While Republicans have advocated for Keystone by insisting that it will create jobs, Obama slammed that assertion Tuesday, pointing to the Cornell University estimate that Keystone would only create 50 permanent jobs:
If [Congressional Republicans have] got a better plan to create jobs rebuilding our infrastructure or to help workers earn the high-tech skills they need, then they should offer up these ideas. But I’ve got to tell you, just gutting our environmental protection, that’s not a jobs plan. Gutting investments in education, that’s not a jobs plan. You know, they keep on talking about an oil pipeline coming down from Canada that’s estimated to create about 50 permanent jobs.

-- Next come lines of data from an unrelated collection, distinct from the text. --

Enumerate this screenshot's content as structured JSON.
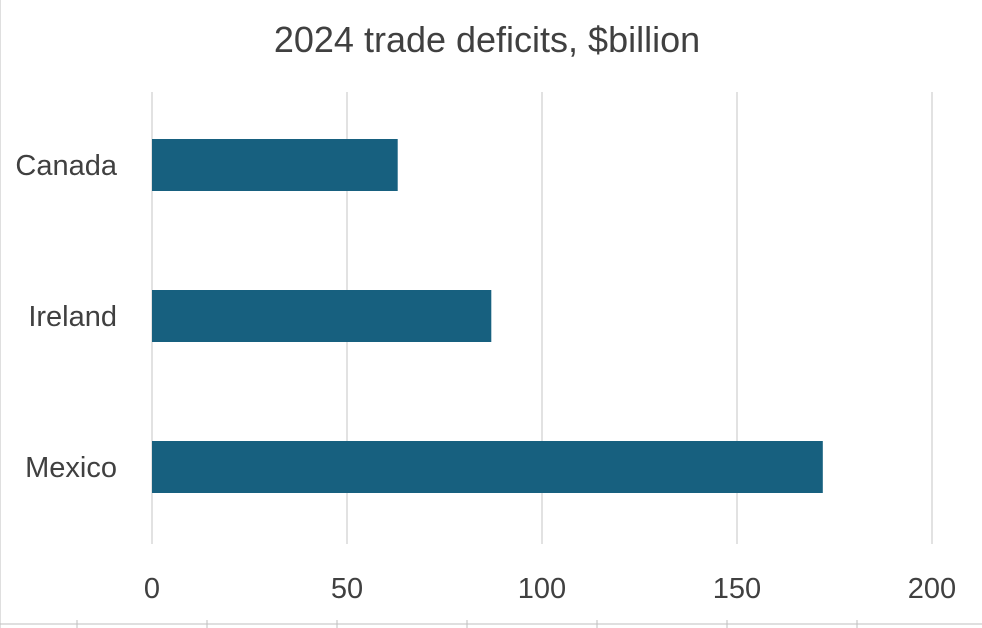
{
  "chart_data": {
    "type": "bar",
    "orientation": "horizontal",
    "title": "2024 trade deficits, $billion",
    "xlabel": "",
    "ylabel": "",
    "categories": [
      "Canada",
      "Ireland",
      "Mexico"
    ],
    "values": [
      63,
      87,
      172
    ],
    "xlim": [
      0,
      200
    ],
    "x_ticks": [
      0,
      50,
      100,
      150,
      200
    ],
    "grid": "vertical",
    "legend": "none",
    "bar_color": "#17607f"
  }
}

That’s not a jobs plan.
An estimate done by Obama’s own State Department pegs the the total number of permanent jobs created by Keystone even lower — at a mere 35. But that’s not the only reason not to build it; were the pipeline completed, it would emit levels of CO2 equivalent to that of 51 coal-fired power plants.

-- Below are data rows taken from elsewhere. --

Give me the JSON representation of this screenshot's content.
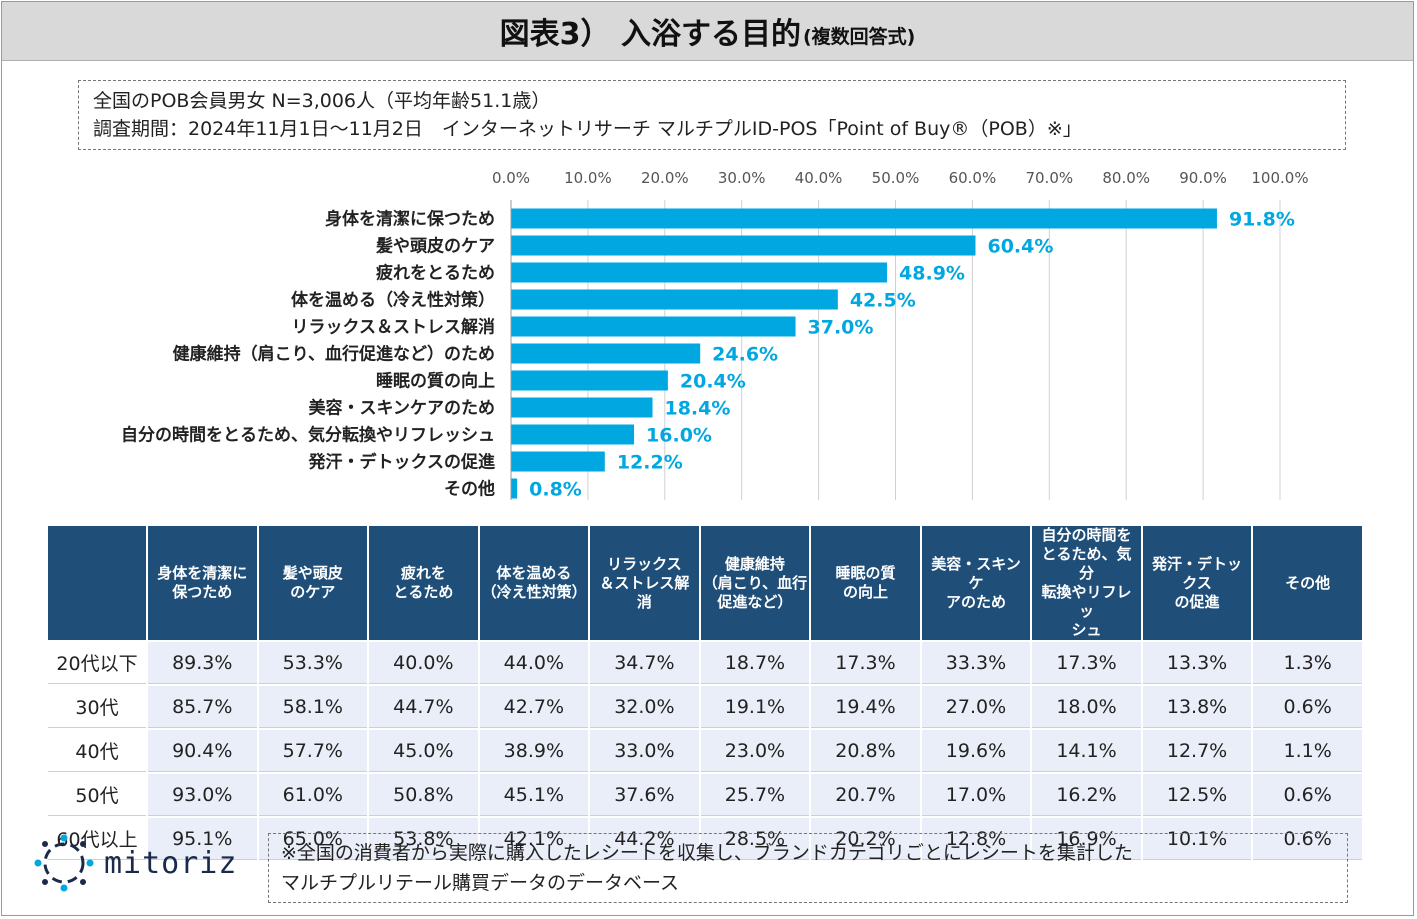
{
  "title": {
    "main": "図表3） 入浴する目的",
    "sub": "(複数回答式)"
  },
  "info": {
    "line1": "全国のPOB会員男女 N=3,006人（平均年齢51.1歳）",
    "line2": "調査期間：2024年11月1日～11月2日　インターネットリサーチ マルチプルID-POS「Point of Buy®（POB）※」"
  },
  "colors": {
    "bar": "#00a7e1",
    "header": "#1f4e79",
    "cell": "#eaeef8"
  },
  "chart_data": {
    "type": "bar",
    "orientation": "horizontal",
    "title": "",
    "xlim": [
      0,
      100
    ],
    "xticks": [
      "0.0%",
      "10.0%",
      "20.0%",
      "30.0%",
      "40.0%",
      "50.0%",
      "60.0%",
      "70.0%",
      "80.0%",
      "90.0%",
      "100.0%"
    ],
    "categories": [
      "身体を清潔に保つため",
      "髪や頭皮のケア",
      "疲れをとるため",
      "体を温める（冷え性対策）",
      "リラックス＆ストレス解消",
      "健康維持（肩こり、血行促進など）のため",
      "睡眠の質の向上",
      "美容・スキンケアのため",
      "自分の時間をとるため、気分転換やリフレッシュ",
      "発汗・デトックスの促進",
      "その他"
    ],
    "values": [
      91.8,
      60.4,
      48.9,
      42.5,
      37.0,
      24.6,
      20.4,
      18.4,
      16.0,
      12.2,
      0.8
    ],
    "labels": [
      "91.8%",
      "60.4%",
      "48.9%",
      "42.5%",
      "37.0%",
      "24.6%",
      "20.4%",
      "18.4%",
      "16.0%",
      "12.2%",
      "0.8%"
    ]
  },
  "table": {
    "headers": [
      "身体を清潔に\n保つため",
      "髪や頭皮\nのケア",
      "疲れを\nとるため",
      "体を温める\n（冷え性対策）",
      "リラックス\n＆ストレス解消",
      "健康維持\n（肩こり、血行\n促進など）",
      "睡眠の質\nの向上",
      "美容・スキンケ\nアのため",
      "自分の時間を\nとるため、気分\n転換やリフレッ\nシュ",
      "発汗・デトックス\nの促進",
      "その他"
    ],
    "rows": [
      {
        "label": "20代以下",
        "values": [
          "89.3%",
          "53.3%",
          "40.0%",
          "44.0%",
          "34.7%",
          "18.7%",
          "17.3%",
          "33.3%",
          "17.3%",
          "13.3%",
          "1.3%"
        ]
      },
      {
        "label": "30代",
        "values": [
          "85.7%",
          "58.1%",
          "44.7%",
          "42.7%",
          "32.0%",
          "19.1%",
          "19.4%",
          "27.0%",
          "18.0%",
          "13.8%",
          "0.6%"
        ]
      },
      {
        "label": "40代",
        "values": [
          "90.4%",
          "57.7%",
          "45.0%",
          "38.9%",
          "33.0%",
          "23.0%",
          "20.8%",
          "19.6%",
          "14.1%",
          "12.7%",
          "1.1%"
        ]
      },
      {
        "label": "50代",
        "values": [
          "93.0%",
          "61.0%",
          "50.8%",
          "45.1%",
          "37.6%",
          "25.7%",
          "20.7%",
          "17.0%",
          "16.2%",
          "12.5%",
          "0.6%"
        ]
      },
      {
        "label": "60代以上",
        "values": [
          "95.1%",
          "65.0%",
          "53.8%",
          "42.1%",
          "44.2%",
          "28.5%",
          "20.2%",
          "12.8%",
          "16.9%",
          "10.1%",
          "0.6%"
        ]
      }
    ]
  },
  "logo": {
    "text": "mitoriz",
    "icon": "sun-icon"
  },
  "note": {
    "line1": "※全国の消費者から実際に購入したレシートを収集し、ブランドカテゴリごとにレシートを集計した",
    "line2": "マルチプルリテール購買データのデータベース"
  }
}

While for a time it seemed as though the pipeline was set to go through, more recently, Obama has been on the fence about Keystone’s creation. In a speech last month, he set the ultimatum that he would only approve it if it “does not significantly exacerbate the problem of carbon pollution.” Surely, he will find that it does. A recent National Resources Defense Council estimate of the project found that “approving the tar sands pipeline would add 1.2 billion metric tons of carbon pollution to the atmosphere over the 50-year lifespan of the project.”